As the end of my last semester in Ateneo Law School comes near, I remember the first day of class with my first law school barkada—Yna, Mia, Cates, Ricca and Allan. That first day, I remember we were feeling quite anxious of the hardships ahead, but at the same time excited of being part of it. I was not able to graduate at the same time with them because I took a leave for a year. Still, I am grateful for finding friends in law school who are not only ‘with’ me, but were there ‘for’ me as I for them. I was blessed to have great friends from my blockmates—both original and current—to my org families, the Ateneo Law School Choir, the Campus Ministry Office and The Palladium.

I still remember vividly my interview with a good professor who told me he looks forward to having me as his student, but sadly, it didn’t happen. He may not have been my professor in any of the four years I stayed at ALS, but he was one of the reasons why I am here in law school.

I remember my interview for internship with Atty. Jose Cochingyan, asking me about tax and fringe benefits. I will always be grateful to him for accepting me as an intern in his firm because it was in one of our conversations that summer that I found a topic for my thesis.

I remember the one and only time in law school I was reprimanded by a professor. I held on to my emotions until I finally got home and cried that night. Nevertheless, I will always be grateful for him for giving me an opportunity to push myself and rise above the occasion by reciting five cases in a row on our next meeting. I guess what they say is true: “A woman is like a tea bag. You never know how strong she is until you put her in hot water.” It was an experience I will have in my story bank to tell years later.

I remember the times my co-thesis advisees and I would have to meet with our adviser, Atty. Gonzalez, and the times I have to prepare for his comments and advise. Though I never had him as a professor in any subject, meeting him gave me an opportunity to know and be inspired by one of the sharpest and brilliant minds in the field of taxation.

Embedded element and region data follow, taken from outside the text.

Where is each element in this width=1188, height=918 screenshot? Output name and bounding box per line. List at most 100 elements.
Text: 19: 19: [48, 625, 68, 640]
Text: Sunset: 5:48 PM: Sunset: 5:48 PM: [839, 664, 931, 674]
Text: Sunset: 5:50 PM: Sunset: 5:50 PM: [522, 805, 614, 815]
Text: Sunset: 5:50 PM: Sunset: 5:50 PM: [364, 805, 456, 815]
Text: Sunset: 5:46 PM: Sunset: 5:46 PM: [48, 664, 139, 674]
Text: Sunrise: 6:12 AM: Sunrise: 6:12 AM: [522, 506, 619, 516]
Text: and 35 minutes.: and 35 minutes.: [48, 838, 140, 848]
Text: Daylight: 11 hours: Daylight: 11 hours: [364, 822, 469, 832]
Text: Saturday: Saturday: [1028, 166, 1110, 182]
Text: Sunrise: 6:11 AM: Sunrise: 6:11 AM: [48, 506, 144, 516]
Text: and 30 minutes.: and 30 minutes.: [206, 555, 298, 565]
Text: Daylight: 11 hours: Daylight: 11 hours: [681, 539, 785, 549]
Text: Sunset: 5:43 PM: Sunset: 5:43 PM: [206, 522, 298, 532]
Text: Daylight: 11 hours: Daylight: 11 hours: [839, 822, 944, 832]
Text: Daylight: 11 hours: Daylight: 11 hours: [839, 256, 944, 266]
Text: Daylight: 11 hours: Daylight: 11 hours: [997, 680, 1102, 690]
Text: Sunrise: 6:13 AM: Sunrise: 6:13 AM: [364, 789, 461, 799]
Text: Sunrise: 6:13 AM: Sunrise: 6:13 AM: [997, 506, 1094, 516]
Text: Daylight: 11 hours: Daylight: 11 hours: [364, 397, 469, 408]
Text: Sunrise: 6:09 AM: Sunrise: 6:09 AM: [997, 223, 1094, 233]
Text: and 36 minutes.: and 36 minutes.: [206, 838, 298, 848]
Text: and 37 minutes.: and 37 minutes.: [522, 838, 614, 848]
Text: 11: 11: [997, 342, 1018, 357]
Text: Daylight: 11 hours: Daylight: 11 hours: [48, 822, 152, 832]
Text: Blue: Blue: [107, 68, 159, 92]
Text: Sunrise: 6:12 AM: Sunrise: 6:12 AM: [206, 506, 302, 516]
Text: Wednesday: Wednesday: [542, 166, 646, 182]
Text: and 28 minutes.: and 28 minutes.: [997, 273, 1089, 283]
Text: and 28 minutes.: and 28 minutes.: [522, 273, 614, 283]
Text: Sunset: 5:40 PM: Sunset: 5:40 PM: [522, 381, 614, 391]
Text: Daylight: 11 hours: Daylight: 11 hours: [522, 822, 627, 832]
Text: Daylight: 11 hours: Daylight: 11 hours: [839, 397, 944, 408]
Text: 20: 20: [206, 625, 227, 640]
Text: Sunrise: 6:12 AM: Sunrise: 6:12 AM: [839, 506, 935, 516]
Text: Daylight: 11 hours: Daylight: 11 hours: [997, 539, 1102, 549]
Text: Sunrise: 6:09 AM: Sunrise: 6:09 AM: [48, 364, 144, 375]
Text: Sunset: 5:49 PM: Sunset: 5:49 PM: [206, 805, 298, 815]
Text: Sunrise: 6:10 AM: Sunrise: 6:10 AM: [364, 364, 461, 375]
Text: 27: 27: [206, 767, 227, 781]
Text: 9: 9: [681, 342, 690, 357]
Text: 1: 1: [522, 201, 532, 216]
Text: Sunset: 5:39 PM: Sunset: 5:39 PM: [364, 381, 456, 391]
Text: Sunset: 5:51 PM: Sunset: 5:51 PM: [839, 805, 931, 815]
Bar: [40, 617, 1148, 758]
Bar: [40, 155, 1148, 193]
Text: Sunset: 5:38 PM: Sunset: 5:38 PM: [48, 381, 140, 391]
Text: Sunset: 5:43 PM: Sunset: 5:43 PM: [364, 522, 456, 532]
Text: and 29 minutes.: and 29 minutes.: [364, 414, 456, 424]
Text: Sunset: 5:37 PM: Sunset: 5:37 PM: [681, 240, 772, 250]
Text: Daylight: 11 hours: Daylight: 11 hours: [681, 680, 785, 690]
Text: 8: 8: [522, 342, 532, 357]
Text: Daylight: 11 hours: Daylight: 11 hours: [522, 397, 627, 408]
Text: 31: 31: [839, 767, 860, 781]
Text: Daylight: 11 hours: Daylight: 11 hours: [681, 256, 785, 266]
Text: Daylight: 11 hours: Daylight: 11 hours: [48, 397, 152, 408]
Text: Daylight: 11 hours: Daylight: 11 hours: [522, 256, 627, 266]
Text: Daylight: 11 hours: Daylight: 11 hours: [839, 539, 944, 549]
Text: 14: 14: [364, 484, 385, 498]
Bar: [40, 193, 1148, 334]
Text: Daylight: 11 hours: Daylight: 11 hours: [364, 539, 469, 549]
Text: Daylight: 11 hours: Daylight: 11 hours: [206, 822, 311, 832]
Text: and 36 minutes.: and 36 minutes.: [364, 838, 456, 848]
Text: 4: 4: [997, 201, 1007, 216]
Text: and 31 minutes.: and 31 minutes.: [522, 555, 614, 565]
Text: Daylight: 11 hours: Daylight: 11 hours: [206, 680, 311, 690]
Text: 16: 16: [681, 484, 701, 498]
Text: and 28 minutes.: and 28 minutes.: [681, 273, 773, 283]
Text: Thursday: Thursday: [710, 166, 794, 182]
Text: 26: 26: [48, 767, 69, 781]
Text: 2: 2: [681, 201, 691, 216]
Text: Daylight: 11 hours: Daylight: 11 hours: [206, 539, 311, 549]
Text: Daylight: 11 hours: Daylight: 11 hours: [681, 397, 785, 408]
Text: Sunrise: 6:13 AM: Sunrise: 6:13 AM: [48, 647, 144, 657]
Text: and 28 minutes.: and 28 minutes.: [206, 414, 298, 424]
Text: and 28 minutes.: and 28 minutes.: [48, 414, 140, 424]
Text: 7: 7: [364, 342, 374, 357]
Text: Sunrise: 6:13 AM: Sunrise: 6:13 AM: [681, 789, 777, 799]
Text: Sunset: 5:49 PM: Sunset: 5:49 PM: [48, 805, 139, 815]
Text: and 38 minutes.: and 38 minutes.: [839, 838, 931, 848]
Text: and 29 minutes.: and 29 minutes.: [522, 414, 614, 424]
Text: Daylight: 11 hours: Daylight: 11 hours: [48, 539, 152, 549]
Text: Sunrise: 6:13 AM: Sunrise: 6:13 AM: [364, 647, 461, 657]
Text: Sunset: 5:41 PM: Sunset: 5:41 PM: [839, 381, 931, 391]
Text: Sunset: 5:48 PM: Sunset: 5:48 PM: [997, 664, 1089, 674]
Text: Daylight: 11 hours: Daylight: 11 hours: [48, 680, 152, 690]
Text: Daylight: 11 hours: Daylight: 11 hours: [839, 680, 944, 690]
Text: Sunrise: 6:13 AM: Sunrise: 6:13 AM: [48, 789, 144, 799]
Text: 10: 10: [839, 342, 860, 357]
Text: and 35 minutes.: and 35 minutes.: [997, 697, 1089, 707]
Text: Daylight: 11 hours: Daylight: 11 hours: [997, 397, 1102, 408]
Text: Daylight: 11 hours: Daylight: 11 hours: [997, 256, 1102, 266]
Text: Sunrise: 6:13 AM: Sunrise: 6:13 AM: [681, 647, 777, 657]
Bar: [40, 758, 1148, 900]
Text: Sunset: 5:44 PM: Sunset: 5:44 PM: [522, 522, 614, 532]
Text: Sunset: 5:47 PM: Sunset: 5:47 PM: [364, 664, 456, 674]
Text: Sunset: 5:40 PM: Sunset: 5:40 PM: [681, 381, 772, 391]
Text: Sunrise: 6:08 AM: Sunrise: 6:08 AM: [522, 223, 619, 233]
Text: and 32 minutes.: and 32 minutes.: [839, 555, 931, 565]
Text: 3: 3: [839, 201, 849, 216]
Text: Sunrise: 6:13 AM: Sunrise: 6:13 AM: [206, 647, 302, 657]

I remember struggling to balance my work and my law studies. It was in my second year that I worked as a financial associate at an audit firm. If not for the fact of being assigned to the cluster of a very considerate partner and the privilege of working with smart and very practical friends who were more excited than me when I returned to law school, I probably would not have made it. It was during the first semester of my last year in law school that I worked as a legal assistant and an audit consultant in a publishing firm. The president, the manager and my co-workers have been very patient, flexible and supportive of my studies. They were the support system I had outside school who helped me in more ways than I have even imagined.

I remember those times when I went home in Pampanga, my parents would always ask me how law school is. I always answered, “it is hard.” Just seeing them after weeks of not going home and knowing their sacrifices and their wish for me to succeed, I knew that everything was worth it.

Counting My Blessings

It was in law school that I met my fair share of people who can love and hate law at the same time with a depth of feeling to their very soul. I don’t think there is one law student who has not whined about the stress, the long list of cases, the lack of sleep, or the eccentricities of some professors. In spite of these, we cannot help but to pursue our law studies, whatever our reason may be. But as a chapter comes to an end, we continue to count our blessings. We met and gained friends inside and outside law school, who we may never had met otherwise. We were blessed to have met brilliant people in this field who have touched, inspired and changed us. We learned to appreciate the good things, surpass the heartbreaking ones and know we become better or stronger persons in the end. And we learned that our experience in law school—though it never came easy—would always be worth having.